The garden of sarcasm is watered with impatience, and mine chose that moment to bloom. “Are those on sale somewhere?”

“I do not mean a sword or a spear. I mean a devi. A goddess. I speak of Durga.”

“Not sure how I can help, then. I don’t have her email and she’s not on Twitter.”

“I will take care of contacting her. It’s already begun.” Before I can inquire what she means by that, she continues, “I was hoping you would have some method to find your father.”

I think of asking Orlaith to pull a bloodhound act using the shards as a source, but she’s a sight hound, and after the heavy rains my father’s scent would be near impossible to follow anyway. “Has anyone tried to track him through his cell phone?”

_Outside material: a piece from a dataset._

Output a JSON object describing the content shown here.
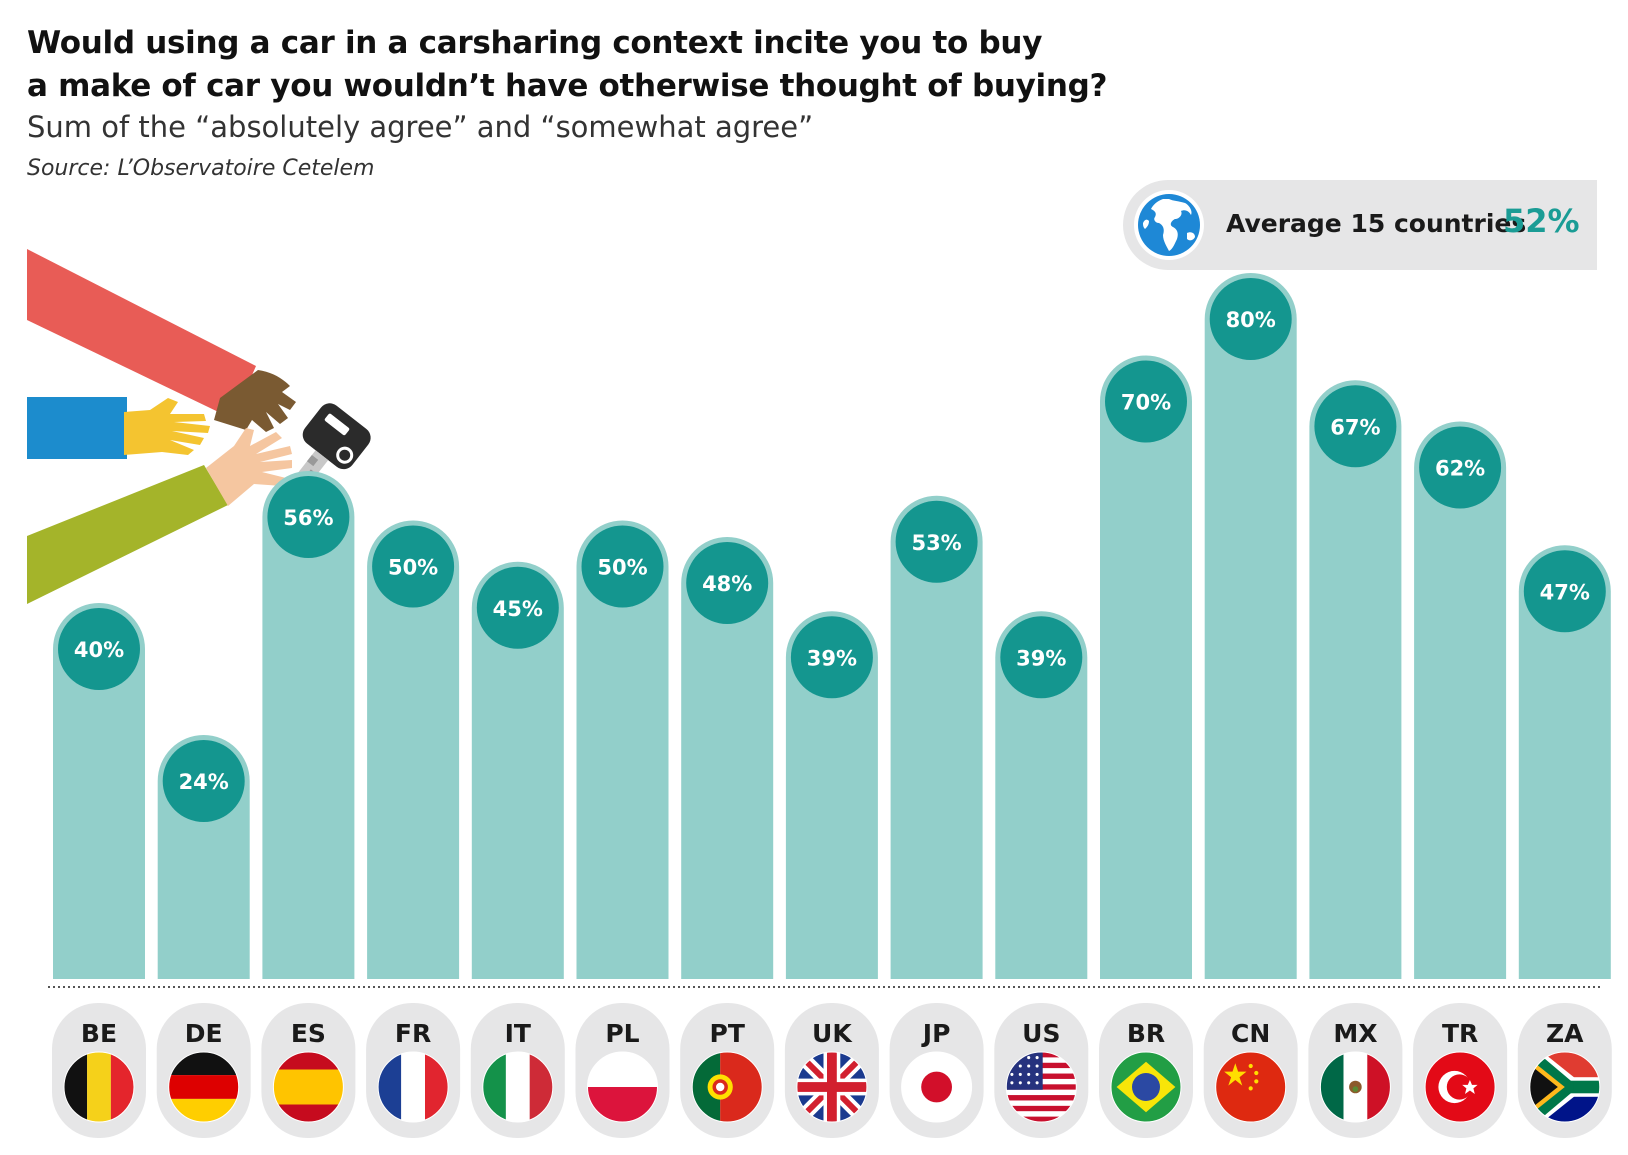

“I pursued that early this morning through an acquaintance
on the police force. His cell phone no longer transmits a signal. Perhaps you could ask the elemental to help?”

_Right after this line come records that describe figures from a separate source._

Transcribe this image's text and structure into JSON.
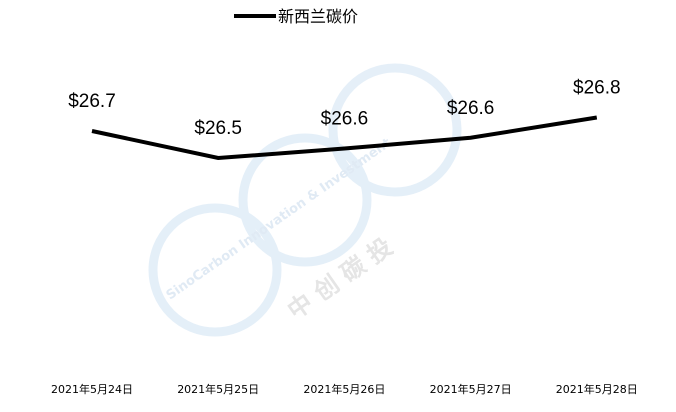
{
  "chart_data": {
    "type": "line",
    "title": "",
    "xlabel": "",
    "ylabel": "",
    "categories": [
      "2021年5月24日",
      "2021年5月25日",
      "2021年5月26日",
      "2021年5月27日",
      "2021年5月28日"
    ],
    "series": [
      {
        "name": "新西兰碳价",
        "values": [
          26.7,
          26.5,
          26.57,
          26.65,
          26.8
        ],
        "data_labels": [
          "$26.7",
          "$26.5",
          "$26.6",
          "$26.6",
          "$26.8"
        ],
        "color": "#000000"
      }
    ],
    "legend": "top",
    "grid": false,
    "y_axis_visible": false
  },
  "watermark": {
    "text": "SinoCarbon Innovation & Investment",
    "chinese": "中创碳投",
    "color": "#d6e6f5"
  }
}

“That won’t work, unfortunately,” I explain. “Humans are just creatures bereft of identity to elementals—they’re part of the ecosystem. They recognize individual Druids only because we’re bound to them. Kaveri would have no way to distinguish my father from any other man in the area.”

“Divination, perhaps?”

“I can try. I’m not very skilled at it. Atticus didn’t dwell on it very much during my training, and I seriously doubt I would succeed where you had failed.”

“I see. Might you have a way to heal those who are ill, then?”

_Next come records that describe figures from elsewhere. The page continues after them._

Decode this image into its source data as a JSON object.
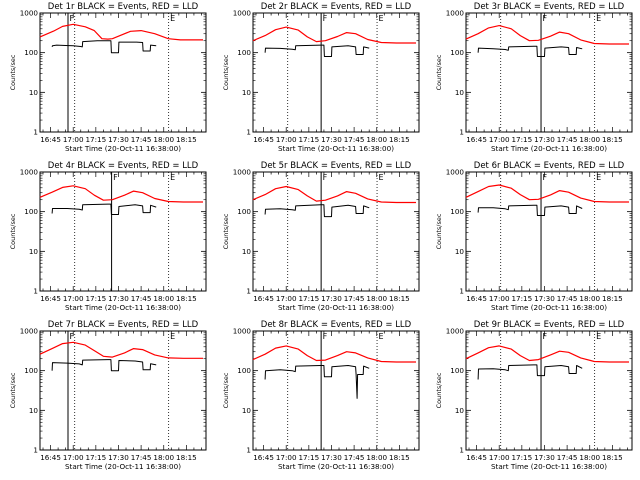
{
  "chart_data": [
    {
      "type": "line",
      "title": "Det 1r BLACK = Events, RED = LLD",
      "xlabel": "Start Time (20-Oct-11 16:38:00)",
      "ylabel": "Counts/sec",
      "yscale": "log",
      "ylim": [
        1,
        1000
      ],
      "x_tick_labels": [
        "16:45",
        "17:00",
        "17:15",
        "17:30",
        "17:45",
        "18:00",
        "18:15"
      ],
      "y_tick_labels": [
        "1",
        "10",
        "100",
        "1000"
      ],
      "markers": [
        {
          "label": "F",
          "x_min": 18.55
        },
        {
          "label": "E",
          "x_min": 85.25
        }
      ],
      "series": [
        {
          "name": "LLD",
          "color": "#ff0000",
          "x_min": [
            0,
            9,
            15,
            22,
            30,
            36,
            41,
            45,
            48,
            52,
            60,
            67,
            76,
            85,
            93,
            99,
            104,
            108
          ],
          "y": [
            250,
            350,
            460,
            520,
            450,
            360,
            225,
            220,
            225,
            260,
            345,
            360,
            300,
            225,
            210,
            210,
            210,
            210
          ]
        },
        {
          "name": "Events",
          "color": "#000000",
          "x_min": [
            8,
            8.3,
            11,
            17,
            22,
            27,
            28,
            28.3,
            38,
            47,
            47.3,
            52,
            52.3,
            64,
            68,
            68.3,
            73,
            73.3,
            77
          ],
          "y": [
            140,
            150,
            155,
            152,
            150,
            143,
            140,
            190,
            200,
            200,
            100,
            100,
            185,
            185,
            180,
            110,
            110,
            155,
            150
          ]
        }
      ]
    },
    {
      "type": "line",
      "title": "Det 2r BLACK = Events, RED = LLD",
      "xlabel": "Start Time (20-Oct-11 16:38:00)",
      "ylabel": "Counts/sec",
      "yscale": "log",
      "ylim": [
        1,
        1000
      ],
      "x_tick_labels": [
        "16:45",
        "17:00",
        "17:15",
        "17:30",
        "17:45",
        "18:00",
        "18:15"
      ],
      "y_tick_labels": [
        "1",
        "10",
        "100",
        "1000"
      ],
      "markers": [
        {
          "label": "F",
          "x_min": 45.15
        },
        {
          "label": "E",
          "x_min": 82.2
        }
      ],
      "series": [
        {
          "name": "LLD",
          "color": "#ff0000",
          "x_min": [
            0,
            8,
            15,
            22,
            30,
            36,
            42,
            48,
            56,
            62,
            68,
            76,
            85,
            95,
            108
          ],
          "y": [
            200,
            270,
            380,
            440,
            370,
            250,
            190,
            200,
            255,
            320,
            300,
            215,
            180,
            175,
            175
          ]
        },
        {
          "name": "Events",
          "color": "#000000",
          "x_min": [
            8,
            8.3,
            18,
            26,
            28,
            28.3,
            45,
            47,
            47.3,
            52,
            52.3,
            63,
            68,
            68.3,
            73,
            73.3,
            77
          ],
          "y": [
            100,
            130,
            128,
            122,
            118,
            150,
            155,
            155,
            80,
            80,
            140,
            150,
            140,
            90,
            90,
            140,
            130
          ]
        }
      ]
    },
    {
      "type": "line",
      "title": "Det 3r BLACK = Events, RED = LLD",
      "xlabel": "Start Time (20-Oct-11 16:38:00)",
      "ylabel": "Counts/sec",
      "yscale": "log",
      "ylim": [
        1,
        1000
      ],
      "x_tick_labels": [
        "16:45",
        "17:00",
        "17:15",
        "17:30",
        "17:45",
        "18:00",
        "18:15"
      ],
      "y_tick_labels": [
        "1",
        "10",
        "100",
        "1000"
      ],
      "markers": [
        {
          "label": "F",
          "x_min": 49.72
        },
        {
          "label": "E",
          "x_min": 85.25
        }
      ],
      "series": [
        {
          "name": "LLD",
          "color": "#ff0000",
          "x_min": [
            0,
            8,
            15,
            22,
            30,
            36,
            42,
            48,
            56,
            62,
            68,
            76,
            85,
            95,
            108
          ],
          "y": [
            220,
            300,
            420,
            480,
            400,
            270,
            200,
            205,
            260,
            330,
            300,
            210,
            170,
            165,
            165
          ]
        },
        {
          "name": "Events",
          "color": "#000000",
          "x_min": [
            8,
            8.3,
            18,
            26,
            28,
            28.3,
            45,
            47,
            47.3,
            52,
            52.3,
            63,
            68,
            68.3,
            73,
            73.3,
            77
          ],
          "y": [
            100,
            130,
            125,
            120,
            115,
            140,
            145,
            145,
            80,
            80,
            130,
            140,
            135,
            90,
            90,
            135,
            125
          ]
        }
      ]
    },
    {
      "type": "line",
      "title": "Det 4r BLACK = Events, RED = LLD",
      "xlabel": "Start Time (20-Oct-11 16:38:00)",
      "ylabel": "Counts/sec",
      "yscale": "log",
      "ylim": [
        1,
        1000
      ],
      "x_tick_labels": [
        "16:45",
        "17:00",
        "17:15",
        "17:30",
        "17:45",
        "18:00",
        "18:15"
      ],
      "y_tick_labels": [
        "1",
        "10",
        "100",
        "1000"
      ],
      "markers": [
        {
          "label": "F",
          "x_min": 47.44
        },
        {
          "label": "E",
          "x_min": 85.25
        }
      ],
      "series": [
        {
          "name": "LLD",
          "color": "#ff0000",
          "x_min": [
            0,
            8,
            15,
            22,
            30,
            36,
            42,
            48,
            56,
            62,
            68,
            76,
            85,
            95,
            108
          ],
          "y": [
            230,
            310,
            410,
            450,
            380,
            260,
            195,
            200,
            260,
            330,
            300,
            215,
            180,
            175,
            175
          ]
        },
        {
          "name": "Events",
          "color": "#000000",
          "x_min": [
            8,
            8.3,
            18,
            26,
            28,
            28.3,
            45,
            47,
            47.3,
            52,
            52.3,
            63,
            68,
            68.3,
            73,
            73.3,
            77
          ],
          "y": [
            90,
            120,
            120,
            115,
            110,
            150,
            155,
            155,
            85,
            85,
            135,
            150,
            140,
            95,
            95,
            145,
            130
          ]
        }
      ]
    },
    {
      "type": "line",
      "title": "Det 5r BLACK = Events, RED = LLD",
      "xlabel": "Start Time (20-Oct-11 16:38:00)",
      "ylabel": "Counts/sec",
      "yscale": "log",
      "ylim": [
        1,
        1000
      ],
      "x_tick_labels": [
        "16:45",
        "17:00",
        "17:15",
        "17:30",
        "17:45",
        "18:00",
        "18:15"
      ],
      "y_tick_labels": [
        "1",
        "10",
        "100",
        "1000"
      ],
      "markers": [
        {
          "label": "F",
          "x_min": 45.15
        },
        {
          "label": "E",
          "x_min": 82.2
        }
      ],
      "series": [
        {
          "name": "LLD",
          "color": "#ff0000",
          "x_min": [
            0,
            8,
            15,
            22,
            30,
            36,
            42,
            48,
            56,
            62,
            68,
            76,
            85,
            95,
            108
          ],
          "y": [
            200,
            270,
            380,
            430,
            360,
            250,
            185,
            195,
            250,
            320,
            290,
            210,
            175,
            170,
            170
          ]
        },
        {
          "name": "Events",
          "color": "#000000",
          "x_min": [
            8,
            8.3,
            18,
            26,
            28,
            28.3,
            45,
            47,
            47.3,
            52,
            52.3,
            63,
            68,
            68.3,
            73,
            73.3,
            77
          ],
          "y": [
            85,
            115,
            118,
            112,
            108,
            140,
            150,
            150,
            75,
            75,
            130,
            145,
            135,
            90,
            90,
            140,
            125
          ]
        }
      ]
    },
    {
      "type": "line",
      "title": "Det 6r BLACK = Events, RED = LLD",
      "xlabel": "Start Time (20-Oct-11 16:38:00)",
      "ylabel": "Counts/sec",
      "yscale": "log",
      "ylim": [
        1,
        1000
      ],
      "x_tick_labels": [
        "16:45",
        "17:00",
        "17:15",
        "17:30",
        "17:45",
        "18:00",
        "18:15"
      ],
      "y_tick_labels": [
        "1",
        "10",
        "100",
        "1000"
      ],
      "markers": [
        {
          "label": "F",
          "x_min": 49.72
        },
        {
          "label": "E",
          "x_min": 85.25
        }
      ],
      "series": [
        {
          "name": "LLD",
          "color": "#ff0000",
          "x_min": [
            0,
            8,
            15,
            22,
            30,
            36,
            42,
            48,
            56,
            62,
            68,
            76,
            85,
            95,
            108
          ],
          "y": [
            230,
            320,
            430,
            470,
            390,
            270,
            200,
            205,
            265,
            340,
            310,
            220,
            180,
            175,
            175
          ]
        },
        {
          "name": "Events",
          "color": "#000000",
          "x_min": [
            8,
            8.3,
            18,
            26,
            28,
            28.3,
            45,
            47,
            47.3,
            52,
            52.3,
            63,
            68,
            68.3,
            73,
            73.3,
            77
          ],
          "y": [
            95,
            125,
            125,
            118,
            112,
            140,
            145,
            145,
            80,
            80,
            130,
            140,
            130,
            90,
            90,
            140,
            120
          ]
        }
      ]
    },
    {
      "type": "line",
      "title": "Det 7r BLACK = Events, RED = LLD",
      "xlabel": "Start Time (20-Oct-11 16:38:00)",
      "ylabel": "Counts/sec",
      "yscale": "log",
      "ylim": [
        1,
        1000
      ],
      "x_tick_labels": [
        "16:45",
        "17:00",
        "17:15",
        "17:30",
        "17:45",
        "18:00",
        "18:15"
      ],
      "y_tick_labels": [
        "1",
        "10",
        "100",
        "1000"
      ],
      "markers": [
        {
          "label": "F",
          "x_min": 18.55
        },
        {
          "label": "E",
          "x_min": 85.25
        }
      ],
      "series": [
        {
          "name": "LLD",
          "color": "#ff0000",
          "x_min": [
            0,
            8,
            15,
            22,
            30,
            36,
            42,
            48,
            56,
            62,
            68,
            76,
            85,
            95,
            108
          ],
          "y": [
            260,
            360,
            480,
            520,
            440,
            320,
            230,
            220,
            280,
            360,
            340,
            250,
            210,
            205,
            205
          ]
        },
        {
          "name": "Events",
          "color": "#000000",
          "x_min": [
            8,
            8.3,
            18,
            26,
            28,
            28.3,
            45,
            47,
            47.3,
            52,
            52.3,
            63,
            68,
            68.3,
            73,
            73.3,
            77
          ],
          "y": [
            100,
            160,
            155,
            148,
            140,
            185,
            190,
            190,
            100,
            100,
            180,
            175,
            165,
            105,
            105,
            150,
            140
          ]
        }
      ]
    },
    {
      "type": "line",
      "title": "Det 8r BLACK = Events, RED = LLD",
      "xlabel": "Start Time (20-Oct-11 16:38:00)",
      "ylabel": "Counts/sec",
      "yscale": "log",
      "ylim": [
        1,
        1000
      ],
      "x_tick_labels": [
        "16:45",
        "17:00",
        "17:15",
        "17:30",
        "17:45",
        "18:00",
        "18:15"
      ],
      "y_tick_labels": [
        "1",
        "10",
        "100",
        "1000"
      ],
      "markers": [
        {
          "label": "F",
          "x_min": 45.15
        },
        {
          "label": "E",
          "x_min": 82.2
        }
      ],
      "series": [
        {
          "name": "LLD",
          "color": "#ff0000",
          "x_min": [
            0,
            8,
            15,
            22,
            30,
            36,
            42,
            48,
            56,
            62,
            68,
            76,
            85,
            95,
            108
          ],
          "y": [
            190,
            260,
            370,
            420,
            350,
            240,
            180,
            185,
            240,
            300,
            280,
            210,
            170,
            165,
            165
          ]
        },
        {
          "name": "Events",
          "color": "#000000",
          "x_min": [
            8,
            8.3,
            18,
            26,
            28,
            28.3,
            45,
            47,
            47.3,
            52,
            52.3,
            63,
            68,
            68.3,
            69,
            69.3,
            73,
            73.3,
            77
          ],
          "y": [
            60,
            100,
            105,
            100,
            95,
            130,
            135,
            135,
            70,
            70,
            125,
            135,
            125,
            80,
            20,
            80,
            80,
            130,
            115
          ]
        }
      ]
    },
    {
      "type": "line",
      "title": "Det 9r BLACK = Events, RED = LLD",
      "xlabel": "Start Time (20-Oct-11 16:38:00)",
      "ylabel": "Counts/sec",
      "yscale": "log",
      "ylim": [
        1,
        1000
      ],
      "x_tick_labels": [
        "16:45",
        "17:00",
        "17:15",
        "17:30",
        "17:45",
        "18:00",
        "18:15"
      ],
      "y_tick_labels": [
        "1",
        "10",
        "100",
        "1000"
      ],
      "markers": [
        {
          "label": "F",
          "x_min": 49.72
        },
        {
          "label": "E",
          "x_min": 85.25
        }
      ],
      "series": [
        {
          "name": "LLD",
          "color": "#ff0000",
          "x_min": [
            0,
            8,
            15,
            22,
            30,
            36,
            42,
            48,
            56,
            62,
            68,
            76,
            85,
            95,
            108
          ],
          "y": [
            200,
            280,
            380,
            420,
            350,
            240,
            180,
            190,
            250,
            310,
            290,
            210,
            170,
            165,
            165
          ]
        },
        {
          "name": "Events",
          "color": "#000000",
          "x_min": [
            8,
            8.3,
            18,
            26,
            28,
            28.3,
            45,
            47,
            47.3,
            52,
            52.3,
            63,
            68,
            68.3,
            73,
            73.3,
            77
          ],
          "y": [
            60,
            110,
            112,
            105,
            100,
            135,
            140,
            140,
            75,
            75,
            125,
            135,
            125,
            85,
            85,
            135,
            115
          ]
        }
      ]
    }
  ]
}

“Perhaps. Would that help me find my father?”

“Quite possibly. If you expel the rakshasas, he may seek you out.”

“Expel them?”

“Was I not clear? The illness is not viral or bacterial but a direct result of the rakshasas inside the victims. It is a supernatural cause, and medicine will have no effect. But your healing is magical and therefore may be of some use.”

“So each victim has been invaded or inhabited by a rakshasa?”

“Correct. That is why your father is still somewhat limited.”

“But there are already hundreds of victims, you said.”

“Yes. He calls more rakshasas every day. Grows stronger every day.”

“Gods, all those people. How long before you can get Durga involved?”

“I am practicing austerities and making offerings. When she will appear is of course up to her. But I am confident she will come. This raksoyuj is ruining dharma, and the devi will wish to restore balance.”

“She’ll show up in the middle of Thanjavur on a lion and she’ll have extra arms and everything?”

“I imagine she would prefer to manifest out of sight of the general population. We should attempt to draw your father out to a rural area.”

“Fine. Can we go now? Take me to someone sick on the edge of the city. I can’t stand doing nothing.”

Laksha nods. “Yes, we can go.” She pats the folds of fabric draped over each hip and then gives an embarrassed smile at my raised eyebrows. “Still have my knives. It is a nervous thing—I always check before I go out, even though I know they are still there. I need a couple more things.” She grabs sticks of incense and small jars of unguents and two miniature gongs with mallets, and all of those disappear into the folds of her sari. I begin to think she might have pocket dimensions in there.